Christine (The Black Bra)


Christine (The Letter)



After having left painting for almost 5 years I made a sudden return in 2000. Having grown frustrated with the abstract collage and assemblage work I was making at the time, one day out of the blue I grabbed a porno magazine and opened it to an image of a couple caught in the act… and began to simply paint this as faithfully as I could. I was shocked to discover that this painting (not shown) suggested far more possibilities than anything I had done for years. I jump headlong into a series of large paintings (5 or 6 x 7 feet) painted from life: portraits, paintings of my wife, self-portraits, couples, etc… I most probably would have continued on in this direction to the present time if it weren’t for the sudden loss of my studio. I was forced, by circumstances too complex to go into here, with my studio mates to leave the studio we had shared for some few years. This move eventually evolved into a long, drawn-out lawsuit that resulted in my not having any usable studio space for some few years. As a result… I once again returned to collage… a medium I was able to work with in a small office room of my home.

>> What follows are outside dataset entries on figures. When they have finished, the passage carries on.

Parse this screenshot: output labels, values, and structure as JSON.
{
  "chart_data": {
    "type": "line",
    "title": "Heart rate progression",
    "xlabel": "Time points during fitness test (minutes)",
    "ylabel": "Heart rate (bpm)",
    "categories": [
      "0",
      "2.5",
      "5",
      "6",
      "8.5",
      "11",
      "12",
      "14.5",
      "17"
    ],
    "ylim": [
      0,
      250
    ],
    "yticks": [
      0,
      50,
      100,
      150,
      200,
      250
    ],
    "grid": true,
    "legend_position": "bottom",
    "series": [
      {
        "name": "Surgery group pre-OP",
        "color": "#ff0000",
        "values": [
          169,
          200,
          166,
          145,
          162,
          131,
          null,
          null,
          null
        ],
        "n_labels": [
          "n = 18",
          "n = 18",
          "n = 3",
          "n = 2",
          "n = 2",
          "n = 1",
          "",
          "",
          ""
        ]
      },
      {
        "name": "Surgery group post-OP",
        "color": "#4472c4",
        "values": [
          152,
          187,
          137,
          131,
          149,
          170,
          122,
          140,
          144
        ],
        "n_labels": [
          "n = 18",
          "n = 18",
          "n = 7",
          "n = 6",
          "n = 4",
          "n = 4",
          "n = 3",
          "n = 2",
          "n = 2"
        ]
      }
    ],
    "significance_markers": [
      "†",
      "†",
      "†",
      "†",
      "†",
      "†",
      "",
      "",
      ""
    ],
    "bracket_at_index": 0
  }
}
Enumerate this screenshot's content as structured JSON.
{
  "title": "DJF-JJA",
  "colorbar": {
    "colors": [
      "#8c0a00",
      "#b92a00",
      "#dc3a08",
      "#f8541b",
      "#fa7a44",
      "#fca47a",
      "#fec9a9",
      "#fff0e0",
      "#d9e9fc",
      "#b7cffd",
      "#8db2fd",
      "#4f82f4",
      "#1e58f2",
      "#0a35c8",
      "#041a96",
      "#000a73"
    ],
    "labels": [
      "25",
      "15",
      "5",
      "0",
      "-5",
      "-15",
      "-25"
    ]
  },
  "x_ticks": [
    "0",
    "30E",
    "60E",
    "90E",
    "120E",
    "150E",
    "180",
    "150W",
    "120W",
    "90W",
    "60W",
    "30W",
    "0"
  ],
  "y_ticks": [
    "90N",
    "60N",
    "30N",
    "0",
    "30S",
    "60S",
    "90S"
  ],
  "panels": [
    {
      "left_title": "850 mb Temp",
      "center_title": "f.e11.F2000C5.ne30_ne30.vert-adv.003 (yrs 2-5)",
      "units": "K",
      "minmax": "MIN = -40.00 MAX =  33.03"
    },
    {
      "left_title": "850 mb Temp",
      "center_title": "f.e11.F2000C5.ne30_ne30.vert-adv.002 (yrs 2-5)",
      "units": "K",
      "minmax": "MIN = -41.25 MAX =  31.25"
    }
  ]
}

Still-Life with Black Gloves







Only recently… over the course of the last 9 months or so… have I once again returned to oil painting. In this return I have been somewhat cautious… tenuous in my steps, as I have begun with the most basic of imagery… simple still life objects… often arranged in a manner that recalls the concerns with geometric forms and structure that has so dominated my collage work over the last few years. While I greatly admire the simple still-life paintings of Chardin, Morandi, and Avigdor Arikha… and acknowledge the fact that “great art” can be the result of the most humble of subjects… I somehow suspect that such subjects will not satisfy me for long. I am almost impatient to see how this… my latest… and perhaps my permanent return to oil painting will evolve.



  1. Ronald J. Sherno said,

    January 8, 2008 at 5:33 am

    To Stlukesguild, Just to comment on the painting and drawing section (above), and forwarning you I’m semi-literate on art generally although I’m constantly exploring the art, architecture and design articles from many sources. Soon, I’ll be able to visit some art museums that have intrigued me for years. Anyway, you have a style that is unique and no artist comes to mind who draws or paints in this way. I sense you have the genious and energy to pursue this wherever it may lead you. I must admit that many artists and references are unfamiliar to me and I have to search them out. What can I say except that your work is impressive on many levels and I feel priveledged that you would reveal them. It will be fascinating to see where this leads. Ron p.s. you can use my direct e-mail anytime

  2. Gustav Highstein said,

    December 2, 2012 at 4:32 am

    I am putting together some Bach Concerts in January and when looking for Dutch Renaissance works for my concert posters I cam across your little Dutch landscape. I think it is a marvelous little painting. Light and at the same time full of depth. How would you feel about it being used on a poster? I hope you won’t mind my asking. Thanks regardless for sharing your lovely work!

    • stlukesguild said,

      December 2, 2012 at 4:11 pm


      Certainly feel free to use my painting for you poster. All I require is that you credit me, David C. Kuss, as the artist, and send me an image of the finished work.